So musste tatsächlich das Wetter mitspielen und ein wenig Atmosphäre erzeugen, in der Tat regnete es ein paar Tropfen, aber nicht mal bodenbedeckt. Mit Titeln des phänomenalen „Wildhoney“-Werkes bekommt man aber heute immer noch jede Szenerie finster gemalt und gleichzeitig das Publikum auf Temperatur, wobei ja allzu große Reaktionen dann auch wieder nicht so recht ins Bild passen.

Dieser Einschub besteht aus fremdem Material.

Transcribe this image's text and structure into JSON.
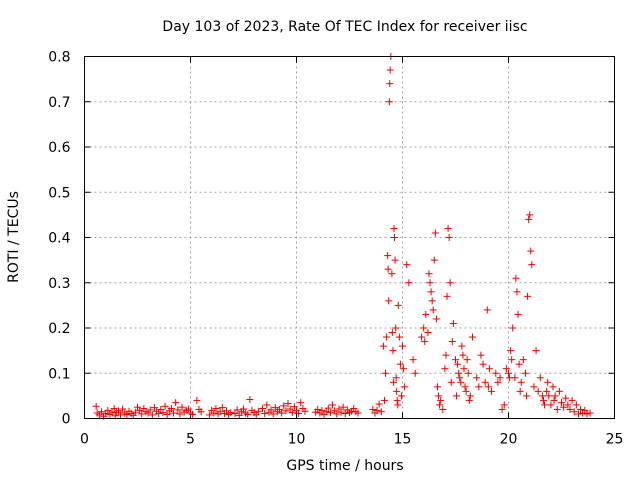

Ein wenig hat das Eröffnungsdoppel von seiner Faszination verloren, was einfach an der Darbietung lag, die ähnlich relaxt war wie das Auftreten der Band. Die Intensität früherer Tage wurde nicht erreicht. Dazu hatte man später auch nicht die stärksten Titel der Gothic-Rock-Ära ausgepackt, viel vom nicht ganz so gelungenen „Prey“, dafür nichts von „Skeleton Skeletron“. Lediglich der Auszug des eklektischen „A Deeper Kind Of Slumber“ neben dessen obligatorischen Opener versprühte den alten Zauber, vielleicht weil er im Original auch eher entspannt rüber kommt.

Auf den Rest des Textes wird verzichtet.